Segundo a pesquisadora canadense, na área de dança, Sylvie Fortin (2009), a maioria
das pesquisas pós-positivistas possuem naturalmente caráter etnográfico, uma vez que
assumem o ponto de vista dos participantes. Nesse contexto, a autoetnografia, permite uma
abordagem menos universalizada do fazer artístico, além de se tratar de uma escrita do eu que
possibilita o ir e vir entre a experiência pessoal, singular e suas dimensões culturais e sociais.
Ou seja, a autoetnografia, assim como o saber da experiência de que fala o professor espanhol
Jorge Larrosa Bondía, trata de “um saber particular, subjetivo, relativo, contingente, pessoal”
(BONDÍA, 2002, p.28).
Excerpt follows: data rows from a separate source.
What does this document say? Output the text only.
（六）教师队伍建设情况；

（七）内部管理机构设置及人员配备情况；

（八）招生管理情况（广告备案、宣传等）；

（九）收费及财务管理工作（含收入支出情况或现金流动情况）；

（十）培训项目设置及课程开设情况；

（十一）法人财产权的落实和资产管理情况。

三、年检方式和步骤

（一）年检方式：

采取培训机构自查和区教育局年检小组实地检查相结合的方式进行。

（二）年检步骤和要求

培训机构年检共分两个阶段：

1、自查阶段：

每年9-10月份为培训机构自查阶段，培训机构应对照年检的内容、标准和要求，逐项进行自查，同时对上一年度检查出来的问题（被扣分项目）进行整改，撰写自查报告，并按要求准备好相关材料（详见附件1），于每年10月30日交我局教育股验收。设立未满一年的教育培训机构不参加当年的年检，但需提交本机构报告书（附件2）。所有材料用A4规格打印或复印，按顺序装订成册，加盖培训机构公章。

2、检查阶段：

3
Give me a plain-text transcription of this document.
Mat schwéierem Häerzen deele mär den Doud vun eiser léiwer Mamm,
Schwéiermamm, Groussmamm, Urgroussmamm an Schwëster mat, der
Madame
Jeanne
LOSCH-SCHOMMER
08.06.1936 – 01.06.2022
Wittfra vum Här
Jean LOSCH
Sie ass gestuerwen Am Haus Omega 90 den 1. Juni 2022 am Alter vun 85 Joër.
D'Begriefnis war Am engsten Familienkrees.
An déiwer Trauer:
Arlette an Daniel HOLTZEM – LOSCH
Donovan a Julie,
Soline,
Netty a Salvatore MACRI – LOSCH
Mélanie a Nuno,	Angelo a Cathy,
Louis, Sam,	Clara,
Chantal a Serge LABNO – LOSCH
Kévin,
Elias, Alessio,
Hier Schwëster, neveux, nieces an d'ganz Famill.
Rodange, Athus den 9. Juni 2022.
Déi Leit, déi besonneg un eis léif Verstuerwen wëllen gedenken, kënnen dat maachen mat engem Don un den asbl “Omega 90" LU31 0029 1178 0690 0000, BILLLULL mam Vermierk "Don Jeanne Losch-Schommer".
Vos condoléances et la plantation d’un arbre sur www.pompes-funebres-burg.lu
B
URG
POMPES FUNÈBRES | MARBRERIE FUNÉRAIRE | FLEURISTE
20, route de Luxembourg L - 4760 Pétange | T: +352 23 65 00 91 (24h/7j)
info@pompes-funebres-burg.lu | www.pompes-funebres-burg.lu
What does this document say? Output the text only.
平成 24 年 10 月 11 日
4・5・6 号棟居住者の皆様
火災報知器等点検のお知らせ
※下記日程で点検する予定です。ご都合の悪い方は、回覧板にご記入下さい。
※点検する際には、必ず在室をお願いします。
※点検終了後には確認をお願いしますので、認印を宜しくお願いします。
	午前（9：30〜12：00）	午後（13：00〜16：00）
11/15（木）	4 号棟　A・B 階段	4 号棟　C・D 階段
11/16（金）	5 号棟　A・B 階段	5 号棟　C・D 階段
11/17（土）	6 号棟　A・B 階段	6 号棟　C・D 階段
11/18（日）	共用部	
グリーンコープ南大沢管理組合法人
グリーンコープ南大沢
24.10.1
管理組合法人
Por esses motivos, escolhi a autoetnografia como abordagem
metodológica para esse trabalho, uma vez que me possibilita articular as noções de sujeito e
objeto, no contexto das práticas artísticas contemporâneas, deslocadas de qualquer referência
fixa ou estável. Característica que, como bem coloca Fortin (2009), possibilita a bricolagem
metodológica do pesquisador em prática artística, por meio da interação de elementos vindos
de horizontes múltiplos.
Neste trabalho, me coloco em primeira pessoa, como estratégia de evidenciação do
caráter singular dessa teia de reflexão que remete ao meu olhar sobre um processo criativo.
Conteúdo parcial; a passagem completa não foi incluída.